Jul 3, 2015

Dream of the Red Chamber: Gay Chinese Literature

When I was a kid in the 1960s, China didn't seem likely as a "good place."  There was a My Village in Japan, but no My Village in China.  Chinese art involved vast natural landscapes rather than the muscle gods of Greek myth, and all of the movie adaptations of the travels of Marco Polo gave the Italian explorer (Alfred Drake, Horst Buchholz, Desi Arnaz Jr.) a girlfriend.

Then came Bruce Lane and the kung fu craze, and the late 1970s was all awash with muscular Chinese  martial artists: Sonny Chiba, Sammo Hung, Jackie Chan, Yuen Biao (left).  Sometimes they got girls, but often they enjoyed homoromantic bonds with fellow martial arts students, kung fu masters, and "blood brothers."

So I took a course in East Asian Culture and Civilization, and found some hints and signals.

Chinese poetry minimizes heterosexual romance to concentrate on the manly love of comrades:

Drawing up the green silk coverlets,
placing our pillows side by side;
like spending more than a hundred nights,
to sleep together with you here (Bo Yuji)

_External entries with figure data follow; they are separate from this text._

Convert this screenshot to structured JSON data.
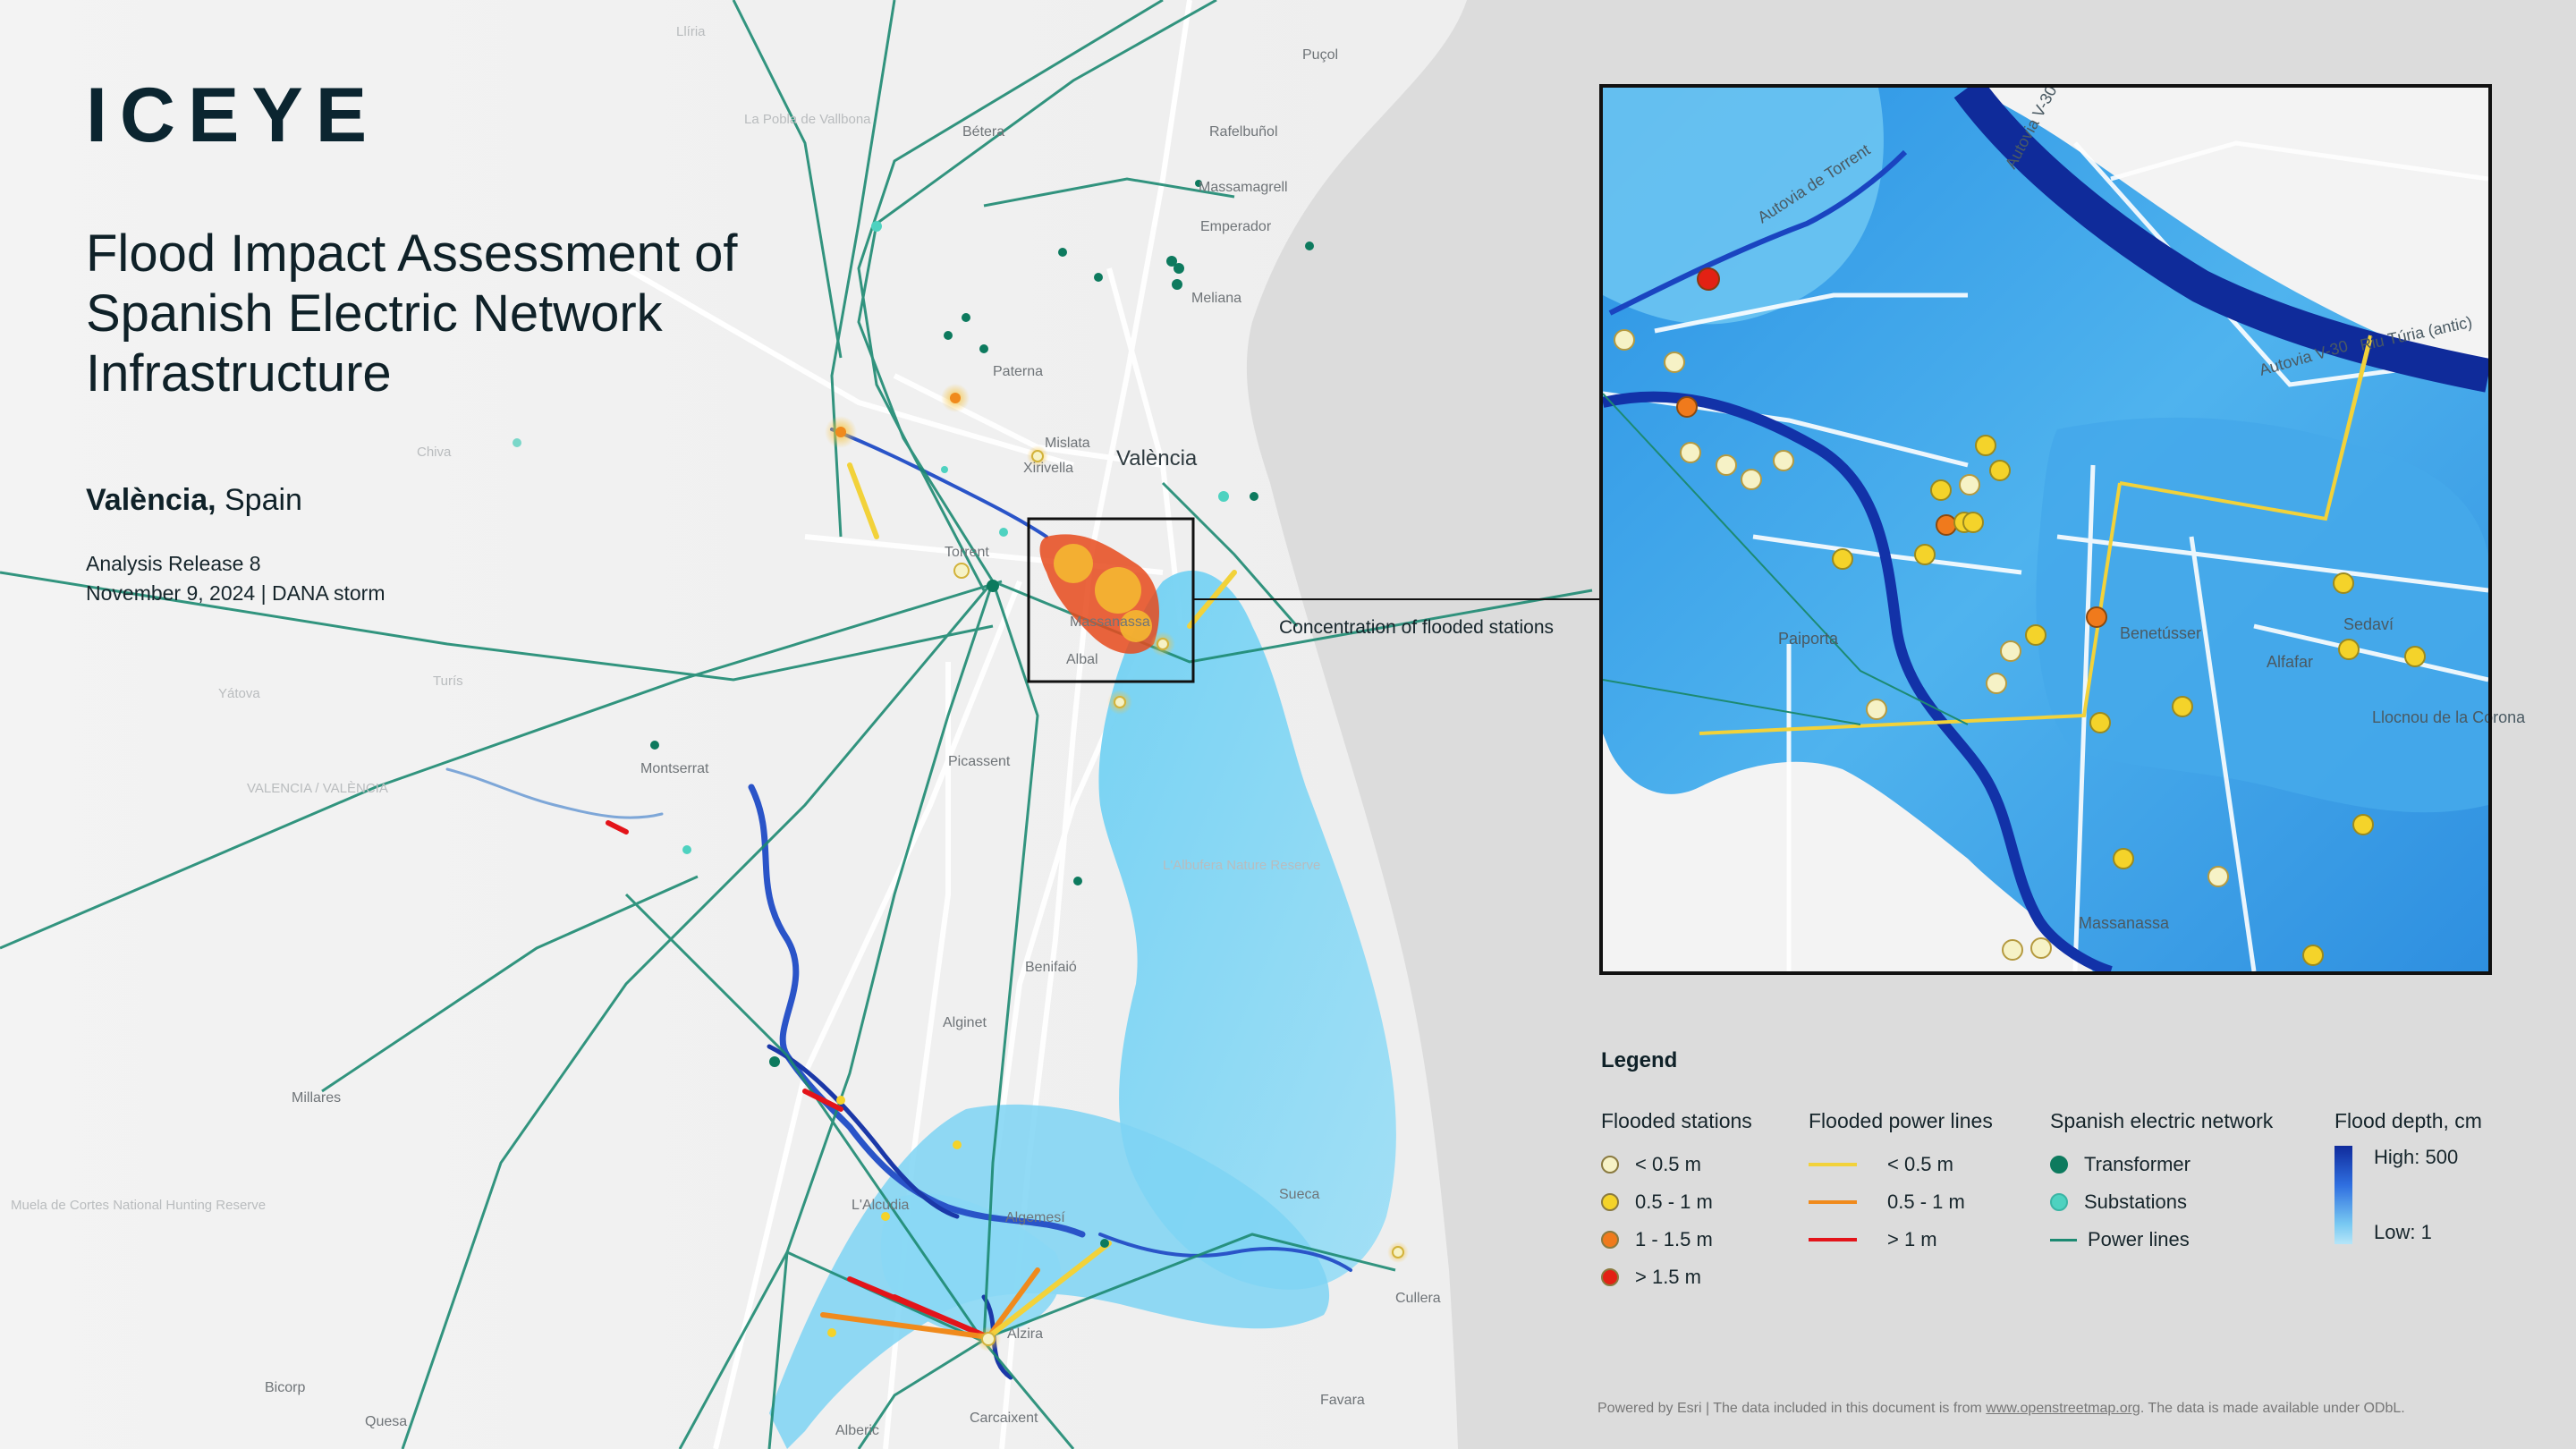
{
  "brand": "ICEYE",
  "title": "Flood Impact Assessment of Spanish Electric Network Infrastructure",
  "location": {
    "city": "València,",
    "region": " Spain"
  },
  "release": {
    "line1": "Analysis Release 8",
    "line2": "November 9, 2024  |  DANA storm"
  },
  "callout": "Concentration of flooded stations",
  "places": {
    "puzol": "Puçol",
    "betera": "Bétera",
    "rafelbunyol": "Rafelbuñol",
    "massamagrell": "Massamagrell",
    "emperador": "Emperador",
    "meliana": "Meliana",
    "paterna": "Paterna",
    "mislata": "Mislata",
    "xirivella": "Xirivella",
    "valencia": "València",
    "torrent": "Torrent",
    "massanassa": "Massanassa",
    "albal": "Albal",
    "picassent": "Picassent",
    "montserrat": "Montserrat",
    "benifaio": "Benifaió",
    "alginet": "Alginet",
    "millares": "Millares",
    "lalcudia": "L'Alcúdia",
    "algemesi": "Algemesí",
    "sueca": "Sueca",
    "cullera": "Cullera",
    "alzira": "Alzira",
    "carcaixent": "Carcaixent",
    "favara": "Favara",
    "bicorp": "Bicorp",
    "quesa": "Quesa",
    "alberic": "Alberic",
    "lliria": "Llíria",
    "pobla": "La Pobla de Vallbona",
    "chiva": "Chiva",
    "turis": "Turís",
    "yatova": "Yátova",
    "valencia_prov": "VALENCIA / VALÈNCIA",
    "albufera": "L'Albufera Nature Reserve",
    "muela": "Muela de Cortes National Hunting Reserve"
  },
  "inset_places": {
    "paiporta": "Paiporta",
    "benetusser": "Benetússer",
    "alfafar": "Alfafar",
    "sedavi": "Sedaví",
    "llocnou": "Llocnou de la Corona",
    "massanassa": "Massanassa",
    "autovia_torrent": "Autovia de Torrent",
    "autovia_v30": "Autovia V-30",
    "riu_turia": "Riu Túria (antic)"
  },
  "legend": {
    "title": "Legend",
    "stations": {
      "heading": "Flooded stations",
      "items": [
        {
          "label": "< 0.5 m",
          "color": "#f6f2c6"
        },
        {
          "label": "0.5  - 1 m",
          "color": "#f4d32a"
        },
        {
          "label": "1 - 1.5 m",
          "color": "#f07a1c"
        },
        {
          "label": "> 1.5 m",
          "color": "#e32114"
        }
      ]
    },
    "lines": {
      "heading": "Flooded power lines",
      "items": [
        {
          "label": "< 0.5 m",
          "color": "#f2d23a"
        },
        {
          "label": "0.5 - 1 m",
          "color": "#f08a1c"
        },
        {
          "label": "> 1 m",
          "color": "#e3141a"
        }
      ]
    },
    "network": {
      "heading": "Spanish electric network",
      "items": [
        {
          "label": "Transformer",
          "color": "#0d7a5e",
          "kind": "dot"
        },
        {
          "label": "Substations",
          "color": "#4ed2c0",
          "kind": "dot"
        },
        {
          "label": "Power lines",
          "color": "#1d8a72",
          "kind": "line"
        }
      ]
    },
    "depth": {
      "heading": "Flood depth, cm",
      "high": "High: 500",
      "low": "Low: 1",
      "color_high": "#102b9c",
      "color_low": "#b6e5f8"
    }
  },
  "footer": {
    "prefix": "Powered by Esri | The data included in this document is from ",
    "link": "www.openstreetmap.org",
    "suffix": ". The data is made available under ODbL."
  }
}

In West Hollywood in the 1980s, I took a course in Chinese literature at USC.  The professor assigned The Dream of the Red Chamber, the 18th century masterpiece by Cao Xueqin, but  "forgot" to mention that the main characters are all bisexual.

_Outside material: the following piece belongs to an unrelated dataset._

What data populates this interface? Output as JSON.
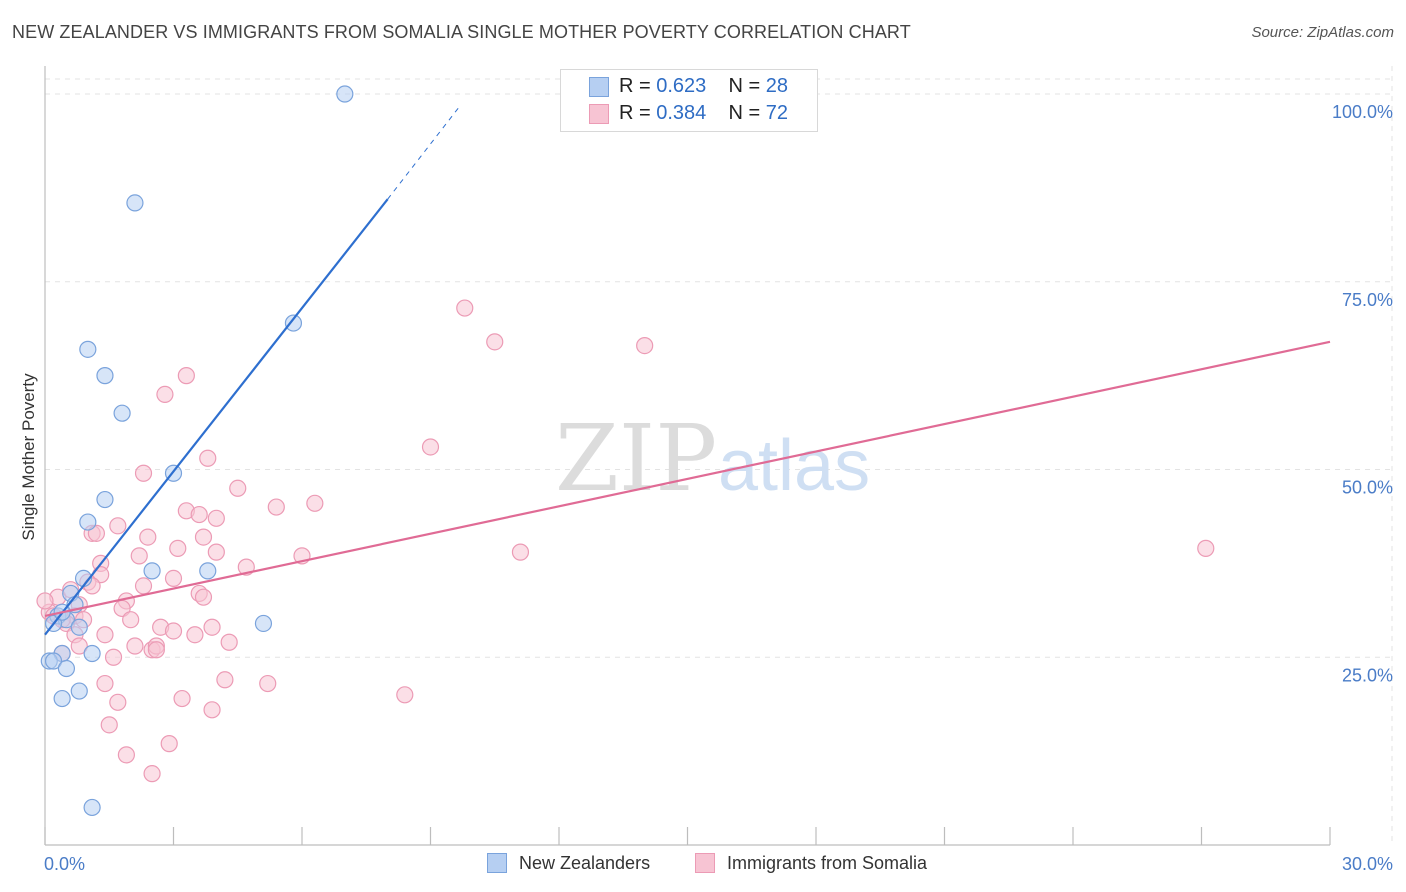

When Pao-Yu, is an adolescent, he meets Chin Chung, handsome "but too shy and effeminate."  They become inseparable friend -- or more.  "Let's not talk about it now," Pao-Yu said.  "I'll settle with you later, after we go to bed."

The narrator continues: "It is not known what settlement Pao-Yu made with his friend that night nor how, and we will not venture any speculations."